Impact of Data Breadth and Depth on Performance of Siamese Neural Network Model: Experiments with Three Keystroke Dynamic Datasets
Source: arXiv:2501.07600 · Published 2025-01-10 · By Ahmed Anu Wahab, Daqing Hou, Nadia Cheng, Parker Huntley, Charles Devlen
TL;DR
This paper asks a practical question that keystroke-biometrics researchers often assume away: how much dataset breadth (number of subjects) and depth (samples per subject, sequence length, and triplet count) does a Siamese Neural Network actually need before performance stabilizes? Rather than changing architectures, the authors hold the model fixed and vary dataset composition across three public keystroke datasets that occupy different breadth/depth regimes: Aalto (wide, shallow free-text), CMU (narrow, deep fixed-text), and Clarkson II (narrow, deep uncontrolled free-text).
The main contribution is an empirical taxonomy grounded in the notions of feature space and density. The paper argues that breadth mainly helps the model cover more inter-subject variability, while depth helps only when the dataset’s feature space is not already large and sparse. In the reported experiments, increasing breadth on Aalto produced a model that became more stable and less sensitive to additional depth, whereas Clarkson II remained under-trained even with very large triplet counts because its uncontrolled free-text regime creates an expansive feature space with insufficiently dense training coverage. CMU, by contrast, was much easier to train well because repeated fixed text compresses the feature space. The authors report a new CMU state-of-the-art EER of 0.7% and frame the rest of the results as guidance for dataset design and expected returns from collecting more subjects versus more samples.
Key findings
- On CMU, the paper reports 0.7% EER, which the authors state is a 76% improvement over prior work (Deng & Zhong, 2013; Maheshwary et al., 2017).
- The CMU result is achieved despite using 5× less gallery sample data than prior work, according to the authors’ comparison in the contribution list.

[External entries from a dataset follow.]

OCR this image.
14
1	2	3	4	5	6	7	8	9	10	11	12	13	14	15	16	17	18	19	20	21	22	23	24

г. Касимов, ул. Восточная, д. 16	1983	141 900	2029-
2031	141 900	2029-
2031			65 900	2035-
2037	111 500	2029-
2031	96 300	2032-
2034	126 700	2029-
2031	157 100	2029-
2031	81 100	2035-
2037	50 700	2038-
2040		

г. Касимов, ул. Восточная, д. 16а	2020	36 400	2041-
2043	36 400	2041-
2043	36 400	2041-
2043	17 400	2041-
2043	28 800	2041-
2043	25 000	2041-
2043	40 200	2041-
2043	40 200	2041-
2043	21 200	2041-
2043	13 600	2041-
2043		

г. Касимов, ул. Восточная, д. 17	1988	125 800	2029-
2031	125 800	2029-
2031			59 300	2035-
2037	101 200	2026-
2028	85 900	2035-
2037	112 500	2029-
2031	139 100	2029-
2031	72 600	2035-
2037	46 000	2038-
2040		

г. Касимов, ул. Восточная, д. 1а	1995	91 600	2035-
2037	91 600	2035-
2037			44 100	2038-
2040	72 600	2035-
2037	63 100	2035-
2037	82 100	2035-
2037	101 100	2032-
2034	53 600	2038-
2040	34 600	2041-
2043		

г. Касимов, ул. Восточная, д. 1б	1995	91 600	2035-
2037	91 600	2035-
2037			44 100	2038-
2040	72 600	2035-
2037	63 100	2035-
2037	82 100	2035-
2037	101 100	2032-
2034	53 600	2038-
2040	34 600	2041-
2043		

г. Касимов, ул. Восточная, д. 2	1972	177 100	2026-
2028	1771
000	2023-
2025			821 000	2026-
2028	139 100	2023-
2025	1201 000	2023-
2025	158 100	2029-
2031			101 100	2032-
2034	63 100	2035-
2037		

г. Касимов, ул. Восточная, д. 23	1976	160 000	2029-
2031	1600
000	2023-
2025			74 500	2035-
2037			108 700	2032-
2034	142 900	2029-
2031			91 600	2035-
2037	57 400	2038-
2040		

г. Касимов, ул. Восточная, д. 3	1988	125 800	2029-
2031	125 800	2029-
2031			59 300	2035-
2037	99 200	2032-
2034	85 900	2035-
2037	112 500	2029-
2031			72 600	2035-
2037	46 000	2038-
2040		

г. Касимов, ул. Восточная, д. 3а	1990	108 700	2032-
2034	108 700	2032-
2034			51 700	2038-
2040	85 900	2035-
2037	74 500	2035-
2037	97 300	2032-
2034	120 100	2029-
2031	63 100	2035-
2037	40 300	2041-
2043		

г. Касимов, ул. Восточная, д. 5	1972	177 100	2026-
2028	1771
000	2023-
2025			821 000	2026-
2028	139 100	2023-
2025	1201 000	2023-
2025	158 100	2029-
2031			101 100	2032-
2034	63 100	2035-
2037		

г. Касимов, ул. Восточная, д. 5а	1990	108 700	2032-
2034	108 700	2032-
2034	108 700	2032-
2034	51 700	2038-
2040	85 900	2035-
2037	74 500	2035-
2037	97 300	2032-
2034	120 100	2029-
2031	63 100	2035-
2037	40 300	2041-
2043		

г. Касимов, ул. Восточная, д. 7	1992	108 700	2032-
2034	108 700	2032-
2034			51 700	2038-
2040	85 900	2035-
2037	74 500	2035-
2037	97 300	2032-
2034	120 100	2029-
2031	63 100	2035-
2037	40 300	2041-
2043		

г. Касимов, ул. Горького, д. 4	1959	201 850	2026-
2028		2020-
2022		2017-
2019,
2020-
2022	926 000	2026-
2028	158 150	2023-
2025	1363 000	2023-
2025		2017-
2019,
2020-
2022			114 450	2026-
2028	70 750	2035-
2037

- For Aalto breadth-wise training, models trained on larger subject pools became stable enough that additional depth had diminishing effect; the paper explicitly says increasing breadth enabled a well-trained model that better captured inter-subject variability.
- For Clarkson II, the model remained under-trained even with 15.2 million and 30.4 million triplets; the authors state that additional triplet generation is still needed.
- The paper finds that free-text datasets are affected by three depth-wise factors simultaneously: samples per subject, sequence length, and triplet count; fixed-text CMU is much less sensitive to these factors.
- The authors used 1,000 Aalto subjects for testing and trained separate models on 10 random subject groups ranging from 125 to 68,000 subjects.
- Each training run used margin α = 1.5 and was repeated 10 times with random subject selection to reduce variance.
- Training one model took about 14 hours on a 24 GB NVIDIA GeForce RTX 3090, with TensorFlow as the implementation stack.
Threat model
The implied adversary is an impostor attempting to authenticate as a legitimate user by presenting a different keystroke pattern, while the system only sees timing-based keystroke traces. The model is trained on genuine and impostor triplets to separate same-subject from different-subject samples in embedding space. The paper does not consider an adaptive attacker who knows the model internals, nor does it evaluate evasion, poisoning, or replay attacks; the focus is on generalization across unseen subjects and how much data is needed to support that generalization.
Methodology — deep read
Threat model and assumptions: this is an authentication setting, not an explicit attack-paper adversarial evaluation. The SNN is trained to distinguish genuine-user pairs from impostor pairs via triplets. The implicit adversary is an impostor attempting to spoof or match a user’s typing pattern using keystroke traces not seen during training. The paper assumes the attacker cannot tamper with the training pipeline or access the private labels beyond what is represented in the public datasets. It also assumes subject-level train/test separation: the model is evaluated on held-out subjects, so the target is generalization to unseen users rather than closed-set identification.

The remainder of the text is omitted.